The lack of real leadership surfaces in a number of the world’s problems. I don’t necessarily feel like people can’t handle the job, I just think that in a lot of cases, people are designated as leaders who have no business in that position. To me, they are like gases with asphyxiant properties.
Some of these gases or mixtures aren’t necessarily harmful in and of themselves, but to us, their harm is that just by occupying space with their presence, they ruin what could be a perfectly suitable atmosphere. So to make the atmosphere tenable again, one effective tactic would be to replace these noxious materials with the materials we find suitable.
Similarly, poor leaders displace good leaders. By just being present and nothing else, they contaminate the atmosphere. As a result, good leaders are simply forced elsewhere. Hopefully those good leaders can find places to create a better condition, but the loss of those individuals is intolerable to those left behind and the organization suffers.
In reading and watching the news in recent days I am reminded just how damaging these “asphyxiants” can be to organizations and really, to society.
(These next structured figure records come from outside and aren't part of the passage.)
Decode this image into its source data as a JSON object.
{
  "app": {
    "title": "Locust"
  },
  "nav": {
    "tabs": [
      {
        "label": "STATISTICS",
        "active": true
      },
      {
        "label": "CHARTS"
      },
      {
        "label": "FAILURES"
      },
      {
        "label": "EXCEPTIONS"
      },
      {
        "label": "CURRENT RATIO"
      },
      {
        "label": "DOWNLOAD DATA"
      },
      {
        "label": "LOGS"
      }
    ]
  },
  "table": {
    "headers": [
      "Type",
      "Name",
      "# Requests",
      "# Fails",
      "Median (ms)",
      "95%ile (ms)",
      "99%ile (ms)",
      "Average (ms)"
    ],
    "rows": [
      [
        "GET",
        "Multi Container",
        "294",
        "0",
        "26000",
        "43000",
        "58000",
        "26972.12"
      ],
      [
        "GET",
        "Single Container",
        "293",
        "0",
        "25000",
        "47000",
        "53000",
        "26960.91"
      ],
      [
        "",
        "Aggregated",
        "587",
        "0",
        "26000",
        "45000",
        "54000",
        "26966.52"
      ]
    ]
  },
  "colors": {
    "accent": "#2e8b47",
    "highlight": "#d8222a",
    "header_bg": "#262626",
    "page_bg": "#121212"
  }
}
I see my job as being one to facilitate good leadership. I try to encourage you to be better people, to use good judgment, to learn and understand, and to be “missionaries”, carrying the message of good leadership to others. I don’t consider myself to be a good leader – I see myself as a continual work in process and have plenty of faults – but I recognize good leadership and I have observed what it takes to promote good leadership in others.
As much as I’d like to suggest to poor leaders that they should move out of the way to permit good leaders to fill that space, I think it is more realistic to say that perhaps we should convince those individuals to be more open-minded to learning, to engaging their people, and to promoting good practices. So you can see, instead of removing the problem, there is another tactic we can use in mitigating an asphyxiant atmosphere: by mixing the material in with a good atmosphere and making it much smaller in proportion to the whole, we can “safe” the atmosphere. While we may not always have the answers, if we can permit ourselves to be exposed to good practices and to see how things should work, we can make things better, incrementally, but just the same, much improved.
Be an agent of positive change. Promote best practices. And let’s all go home in the morning.